彼は満星(みつるぼし)という四股名と共に、その150kg越えの巨体で相撲界に殴り込みをかけた。
それはまさしくインベーダー。異なる価値観と異なる設計思想をもって、磨き上げた肉体を振るう蹂躙者。
それはまさしく異世界無双。魔法という未知の体系を意に介さずに、異世界の現役関取を下す快進撃。
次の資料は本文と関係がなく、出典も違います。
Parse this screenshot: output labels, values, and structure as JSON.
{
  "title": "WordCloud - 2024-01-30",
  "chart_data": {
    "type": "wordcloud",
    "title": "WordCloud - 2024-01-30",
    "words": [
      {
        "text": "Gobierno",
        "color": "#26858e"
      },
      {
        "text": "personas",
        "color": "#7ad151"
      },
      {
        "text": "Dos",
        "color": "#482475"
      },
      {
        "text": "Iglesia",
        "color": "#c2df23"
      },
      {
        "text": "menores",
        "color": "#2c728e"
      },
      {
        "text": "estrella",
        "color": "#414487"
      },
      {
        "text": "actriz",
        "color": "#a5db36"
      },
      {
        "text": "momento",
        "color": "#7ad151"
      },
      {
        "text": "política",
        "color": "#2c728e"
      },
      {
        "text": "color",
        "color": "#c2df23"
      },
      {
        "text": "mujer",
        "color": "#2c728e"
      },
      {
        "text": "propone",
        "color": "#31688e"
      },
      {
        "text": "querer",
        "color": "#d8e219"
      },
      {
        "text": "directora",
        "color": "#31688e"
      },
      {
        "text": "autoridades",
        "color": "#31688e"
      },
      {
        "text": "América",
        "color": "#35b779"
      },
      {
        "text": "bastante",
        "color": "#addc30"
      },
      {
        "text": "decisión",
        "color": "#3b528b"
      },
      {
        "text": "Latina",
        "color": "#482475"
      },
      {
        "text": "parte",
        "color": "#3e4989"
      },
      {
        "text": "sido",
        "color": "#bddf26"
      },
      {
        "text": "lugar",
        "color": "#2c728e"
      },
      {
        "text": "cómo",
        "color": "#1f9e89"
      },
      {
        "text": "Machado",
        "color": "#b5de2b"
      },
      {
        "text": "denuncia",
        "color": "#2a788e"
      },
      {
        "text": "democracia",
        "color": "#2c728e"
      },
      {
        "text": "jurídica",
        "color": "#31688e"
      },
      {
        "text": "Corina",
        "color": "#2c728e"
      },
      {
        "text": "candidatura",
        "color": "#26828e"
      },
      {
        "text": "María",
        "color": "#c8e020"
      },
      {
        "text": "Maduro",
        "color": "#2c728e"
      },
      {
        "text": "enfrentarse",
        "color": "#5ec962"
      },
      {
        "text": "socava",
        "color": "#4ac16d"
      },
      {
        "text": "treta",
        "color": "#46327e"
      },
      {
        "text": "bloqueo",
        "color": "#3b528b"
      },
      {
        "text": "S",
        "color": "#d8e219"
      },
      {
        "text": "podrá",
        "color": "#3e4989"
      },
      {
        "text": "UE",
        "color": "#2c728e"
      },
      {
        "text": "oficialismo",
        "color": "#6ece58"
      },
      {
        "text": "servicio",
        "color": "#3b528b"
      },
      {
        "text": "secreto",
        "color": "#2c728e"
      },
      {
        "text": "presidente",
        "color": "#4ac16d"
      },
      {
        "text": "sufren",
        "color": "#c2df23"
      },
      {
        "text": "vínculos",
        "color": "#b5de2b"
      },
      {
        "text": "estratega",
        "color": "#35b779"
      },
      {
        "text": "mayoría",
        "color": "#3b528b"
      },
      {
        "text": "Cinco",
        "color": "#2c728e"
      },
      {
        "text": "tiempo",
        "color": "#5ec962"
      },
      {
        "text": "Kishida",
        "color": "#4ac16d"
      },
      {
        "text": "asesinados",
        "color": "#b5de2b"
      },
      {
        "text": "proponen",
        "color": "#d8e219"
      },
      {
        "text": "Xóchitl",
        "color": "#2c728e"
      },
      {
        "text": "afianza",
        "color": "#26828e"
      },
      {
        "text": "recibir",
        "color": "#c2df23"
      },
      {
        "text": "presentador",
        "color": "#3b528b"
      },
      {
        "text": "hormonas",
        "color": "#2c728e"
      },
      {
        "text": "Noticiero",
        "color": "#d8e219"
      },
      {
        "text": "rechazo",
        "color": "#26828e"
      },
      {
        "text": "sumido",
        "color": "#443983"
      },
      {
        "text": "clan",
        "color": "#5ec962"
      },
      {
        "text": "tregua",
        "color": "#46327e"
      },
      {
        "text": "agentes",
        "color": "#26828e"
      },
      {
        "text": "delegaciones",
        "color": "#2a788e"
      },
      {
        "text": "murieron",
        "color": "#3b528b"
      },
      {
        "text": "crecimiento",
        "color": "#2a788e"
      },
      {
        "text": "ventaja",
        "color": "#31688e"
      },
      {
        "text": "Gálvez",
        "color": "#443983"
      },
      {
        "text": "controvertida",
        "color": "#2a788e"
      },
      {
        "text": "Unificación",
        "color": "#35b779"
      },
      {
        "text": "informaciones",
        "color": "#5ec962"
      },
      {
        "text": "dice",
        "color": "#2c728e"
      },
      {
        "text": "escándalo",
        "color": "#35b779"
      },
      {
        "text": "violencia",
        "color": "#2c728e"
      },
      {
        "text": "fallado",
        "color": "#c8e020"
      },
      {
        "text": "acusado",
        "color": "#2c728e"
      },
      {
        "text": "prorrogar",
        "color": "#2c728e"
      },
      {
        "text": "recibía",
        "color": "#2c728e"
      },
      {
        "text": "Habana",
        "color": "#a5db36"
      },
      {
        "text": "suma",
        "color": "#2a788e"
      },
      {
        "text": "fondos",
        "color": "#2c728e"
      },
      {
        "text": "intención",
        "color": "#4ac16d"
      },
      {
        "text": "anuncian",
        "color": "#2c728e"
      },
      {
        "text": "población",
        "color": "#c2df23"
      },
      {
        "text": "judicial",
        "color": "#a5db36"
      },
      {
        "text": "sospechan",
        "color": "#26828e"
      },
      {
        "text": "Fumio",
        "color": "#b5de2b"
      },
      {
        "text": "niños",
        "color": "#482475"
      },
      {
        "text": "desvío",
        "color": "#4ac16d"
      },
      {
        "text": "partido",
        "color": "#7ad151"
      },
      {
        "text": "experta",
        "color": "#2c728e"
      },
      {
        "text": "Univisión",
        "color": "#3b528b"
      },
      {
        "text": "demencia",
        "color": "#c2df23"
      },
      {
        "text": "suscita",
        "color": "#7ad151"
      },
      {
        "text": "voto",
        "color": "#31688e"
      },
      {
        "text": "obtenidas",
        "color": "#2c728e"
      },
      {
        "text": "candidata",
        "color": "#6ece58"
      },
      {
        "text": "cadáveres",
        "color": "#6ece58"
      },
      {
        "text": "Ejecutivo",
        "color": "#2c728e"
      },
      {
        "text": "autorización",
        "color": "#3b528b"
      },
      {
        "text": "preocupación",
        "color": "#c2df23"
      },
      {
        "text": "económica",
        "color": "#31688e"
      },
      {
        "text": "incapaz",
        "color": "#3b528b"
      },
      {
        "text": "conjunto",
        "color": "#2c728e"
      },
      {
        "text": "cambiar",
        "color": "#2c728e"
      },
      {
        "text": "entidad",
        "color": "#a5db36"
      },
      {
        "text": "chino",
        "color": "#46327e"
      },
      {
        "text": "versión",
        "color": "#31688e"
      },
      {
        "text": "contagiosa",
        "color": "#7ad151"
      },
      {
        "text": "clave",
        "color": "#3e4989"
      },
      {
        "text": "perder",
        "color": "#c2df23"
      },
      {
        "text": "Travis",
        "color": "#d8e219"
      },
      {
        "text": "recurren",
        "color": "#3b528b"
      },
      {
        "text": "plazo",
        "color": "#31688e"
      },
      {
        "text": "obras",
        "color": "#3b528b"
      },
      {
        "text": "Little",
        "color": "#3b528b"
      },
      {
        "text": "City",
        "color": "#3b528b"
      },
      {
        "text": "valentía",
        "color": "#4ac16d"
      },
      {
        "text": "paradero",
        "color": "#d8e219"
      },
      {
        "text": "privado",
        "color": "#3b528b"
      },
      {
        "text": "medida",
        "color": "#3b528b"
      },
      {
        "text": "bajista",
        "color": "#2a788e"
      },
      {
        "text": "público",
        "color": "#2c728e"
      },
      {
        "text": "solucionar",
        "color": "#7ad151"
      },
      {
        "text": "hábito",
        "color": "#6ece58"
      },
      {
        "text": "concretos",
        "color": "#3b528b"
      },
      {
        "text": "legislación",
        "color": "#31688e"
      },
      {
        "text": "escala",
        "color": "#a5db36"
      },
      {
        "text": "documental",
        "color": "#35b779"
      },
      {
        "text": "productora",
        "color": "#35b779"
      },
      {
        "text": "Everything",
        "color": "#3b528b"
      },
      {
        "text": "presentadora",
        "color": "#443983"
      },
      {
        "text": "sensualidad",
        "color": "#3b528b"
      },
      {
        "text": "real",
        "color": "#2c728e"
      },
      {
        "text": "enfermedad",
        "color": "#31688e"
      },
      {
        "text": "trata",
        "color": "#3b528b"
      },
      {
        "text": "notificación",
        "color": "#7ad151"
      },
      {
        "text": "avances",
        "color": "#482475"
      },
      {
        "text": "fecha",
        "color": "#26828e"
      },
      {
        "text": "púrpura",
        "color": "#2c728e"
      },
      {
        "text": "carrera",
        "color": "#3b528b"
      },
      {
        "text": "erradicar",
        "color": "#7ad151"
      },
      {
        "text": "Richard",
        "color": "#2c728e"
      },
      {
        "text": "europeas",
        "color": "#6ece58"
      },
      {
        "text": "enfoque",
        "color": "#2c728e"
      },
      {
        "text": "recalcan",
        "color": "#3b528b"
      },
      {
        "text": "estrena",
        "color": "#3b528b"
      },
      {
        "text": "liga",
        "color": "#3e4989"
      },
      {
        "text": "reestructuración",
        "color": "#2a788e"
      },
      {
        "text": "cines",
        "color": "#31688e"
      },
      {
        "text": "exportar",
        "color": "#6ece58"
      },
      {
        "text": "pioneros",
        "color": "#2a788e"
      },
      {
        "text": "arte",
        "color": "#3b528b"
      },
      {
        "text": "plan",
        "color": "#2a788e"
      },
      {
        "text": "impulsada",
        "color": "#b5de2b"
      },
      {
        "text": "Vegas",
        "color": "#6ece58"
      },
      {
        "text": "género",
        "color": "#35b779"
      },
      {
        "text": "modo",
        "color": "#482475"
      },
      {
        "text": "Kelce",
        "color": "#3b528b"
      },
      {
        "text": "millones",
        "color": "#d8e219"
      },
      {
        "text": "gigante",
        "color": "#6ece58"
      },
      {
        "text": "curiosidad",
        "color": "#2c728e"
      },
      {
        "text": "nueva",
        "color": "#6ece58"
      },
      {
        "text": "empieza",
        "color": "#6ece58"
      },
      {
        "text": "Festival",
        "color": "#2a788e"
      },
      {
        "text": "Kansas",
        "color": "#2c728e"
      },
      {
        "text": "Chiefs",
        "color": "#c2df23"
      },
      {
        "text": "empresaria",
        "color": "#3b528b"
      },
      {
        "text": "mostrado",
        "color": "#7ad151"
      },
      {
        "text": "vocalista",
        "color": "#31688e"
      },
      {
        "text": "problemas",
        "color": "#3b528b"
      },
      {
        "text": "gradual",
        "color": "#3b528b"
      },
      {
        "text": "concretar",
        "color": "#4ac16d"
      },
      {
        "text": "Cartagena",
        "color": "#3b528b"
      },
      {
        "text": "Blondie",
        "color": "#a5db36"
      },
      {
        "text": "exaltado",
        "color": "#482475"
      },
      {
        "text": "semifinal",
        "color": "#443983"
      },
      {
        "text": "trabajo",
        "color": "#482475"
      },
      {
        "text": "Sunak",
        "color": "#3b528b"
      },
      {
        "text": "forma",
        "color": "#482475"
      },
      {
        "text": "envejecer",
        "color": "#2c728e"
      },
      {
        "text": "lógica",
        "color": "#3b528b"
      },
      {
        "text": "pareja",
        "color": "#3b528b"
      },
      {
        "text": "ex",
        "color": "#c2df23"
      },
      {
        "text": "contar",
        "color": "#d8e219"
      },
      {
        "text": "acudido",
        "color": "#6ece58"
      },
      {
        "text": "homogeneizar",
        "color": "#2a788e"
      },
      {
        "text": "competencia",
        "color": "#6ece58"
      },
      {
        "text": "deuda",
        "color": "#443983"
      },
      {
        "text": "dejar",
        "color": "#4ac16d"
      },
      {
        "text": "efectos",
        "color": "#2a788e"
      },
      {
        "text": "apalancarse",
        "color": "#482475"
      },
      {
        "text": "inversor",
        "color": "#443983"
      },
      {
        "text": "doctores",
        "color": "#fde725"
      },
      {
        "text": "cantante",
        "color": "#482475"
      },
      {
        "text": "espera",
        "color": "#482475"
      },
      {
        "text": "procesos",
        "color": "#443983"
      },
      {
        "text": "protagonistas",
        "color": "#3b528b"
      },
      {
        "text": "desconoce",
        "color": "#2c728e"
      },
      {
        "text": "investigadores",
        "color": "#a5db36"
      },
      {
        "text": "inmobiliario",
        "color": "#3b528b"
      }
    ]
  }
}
そんな彼には少しだけ悩みがあった。それはこの世界にちゃんこ鍋がないことだ。相撲界のソウルフードがここにはない。
「ちゃんこが欲しい」とつぶやく声にかけられるのはエンチャント。
違うそうじゃない、語感は似てるけどそうじゃない。
そんな悩みを抱えつつ、彼はひたむきに相撲を取り続け、異世界の相撲界で成り上がる。目指すは横綱、頂点の地位。
元の世界では手に入らなかったその座も、きっとこの世界でなら手が届く。手が届いたところで、心に空いた穴が埋まるのかは別問題なのだけれど。